Please note that this pertains to South African Labour Relations and Best Practice requirements.
If you will remember, the second indicator of how to determine if the person is an employee is:
2). the person’s hours of work are subject to the control or direction of another person.
If there is a Contract or Letter of Appointment and the hours of work are stipulated therein, this is a really strong indicator that there is in fact an employment relationship between the employer and the person.
On the other hand, the lack of stipulated hours in a Contract does not necessarily mean that it is not a Contract of Employment. As soon as there is any kind of control or any indication that the person is required to work a specified number of hours within a specific period (per day, per week etc), this an indicator that the person is an employee as flexi-time working arrangements can also be present in an employment relationship.
The third indicator of how to determine if the person is an employee is:
3). in the case of a person who works for an organization, the person forms part of that organization.
This one on the face of it appears to be somewhat tricky. However it probably applies in respect of any employer that is in the Corporate arena. It would not apply to say someone who employs a domestic worker or a gardener, although having said that both the domestic worker and the gardener are obviously employees.
Let’s see if I can explain this a little more clearly. If a person does work for or supplies services to an employer, as part of their own business interests, they do not form part of the employer’s organization. So for example, I have my own business, it is a registered as (Pty) Ltd, I supply a service to other organizations, however I do not form part of that organization, but rather form part of my own organization.
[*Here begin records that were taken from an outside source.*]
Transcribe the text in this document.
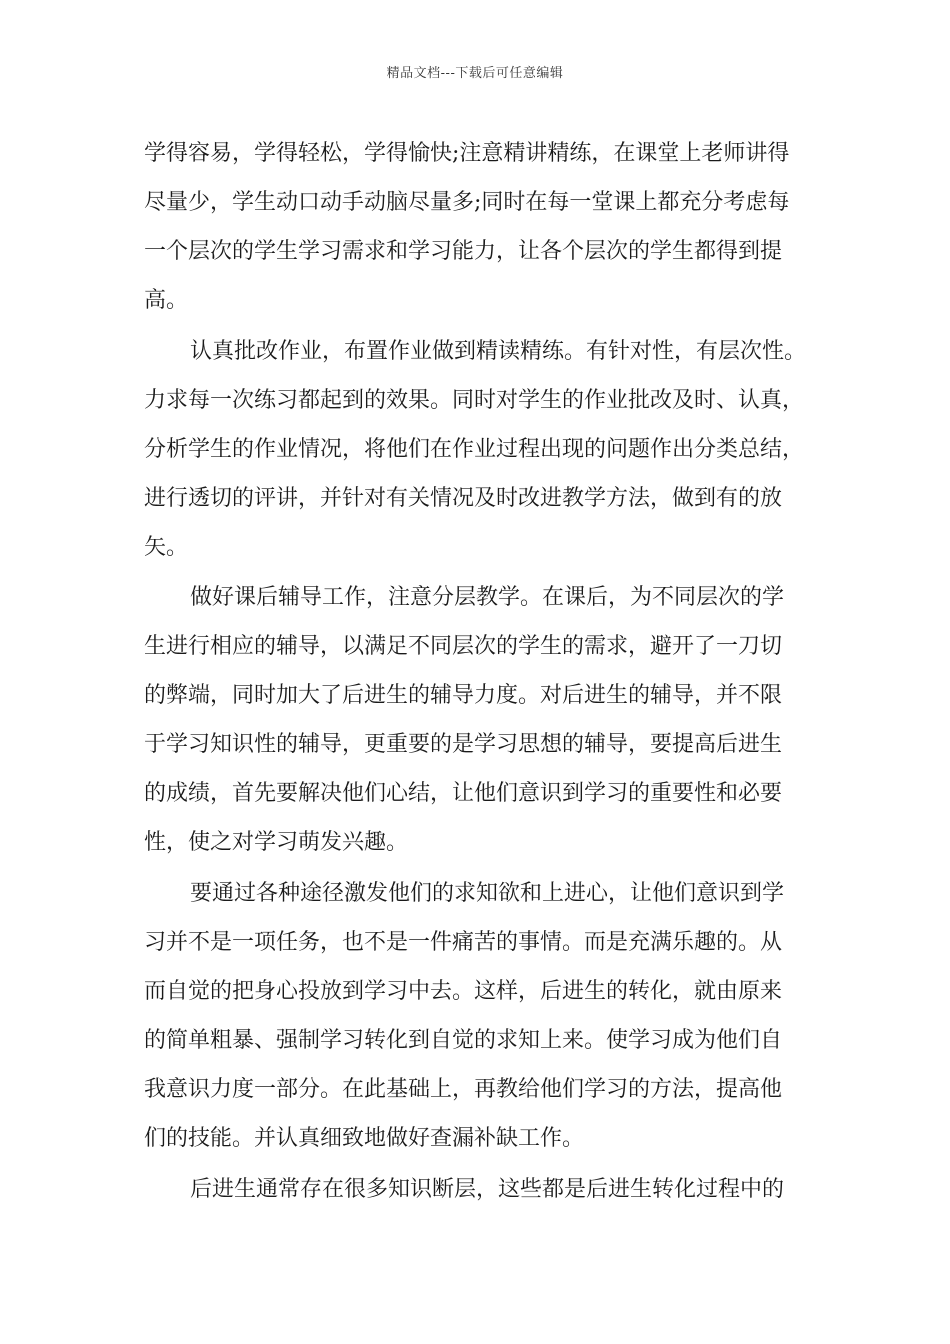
精品文档---下载后可任意编辑
学得容易，学得轻松，学得愉快;注意精讲精练，在课堂上老师讲得
尽量少，学生动口动手动脑尽量多;同时在每一堂课上都充分考虑每
一个层次的学生学习需求和学习能力，让各个层次的学生都得到提
高。
认真批改作业，布置作业做到精读精练。有针对性，有层次性。
力求每一次练习都起到的效果。同时对学生的作业批改及时、认真，
分析学生的作业情况，将他们在作业过程出现的问题作出分类总结，
进行透切的评讲，并针对有关情况及时改进教学方法，做到有的放
矢。
做好课后辅导工作，注意分层教学。在课后，为不同层次的学
生进行相应的辅导，以满足不同层次的学生的需求，避开了一刀切
的弊端，同时加大了后进生的辅导力度。对后进生的辅导，并不限
于学习知识性的辅导，更重要的是学习思想的辅导，要提高后进生
的成绩，首先要解决他们心结，让他们意识到学习的重要性和必要
性，使之对学习萌发兴趣。
要通过各种途径激发他们的求知欲和上进心，让他们意识到学
习并不是一项任务，也不是一件痛苦的事情。而是充满乐趣的。从
而自觉的把身心投放到学习中去。这样，后进生的转化，就由原来
的简单粗暴、强制学习转化到自觉的求知上来。使学习成为他们自
我意识力度一部分。在此基础上，再教给他们学习的方法，提高他
们的技能。并认真细致地做好查漏补缺工作。
后进生通常存在很多知识断层，这些都是后进生转化过程中的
So how does that make me different from an employee, who also provides a service as well? Well you see, apart from having a registered company of my own, I also have to be responsible for the risks and be accountable for issues such as poor performance, bad workmanship, incomplete work, price increases etc. In the instances where there is an employment relationship, the employer would be the one to be responsible for these risks and be accountable to their client – not the employee.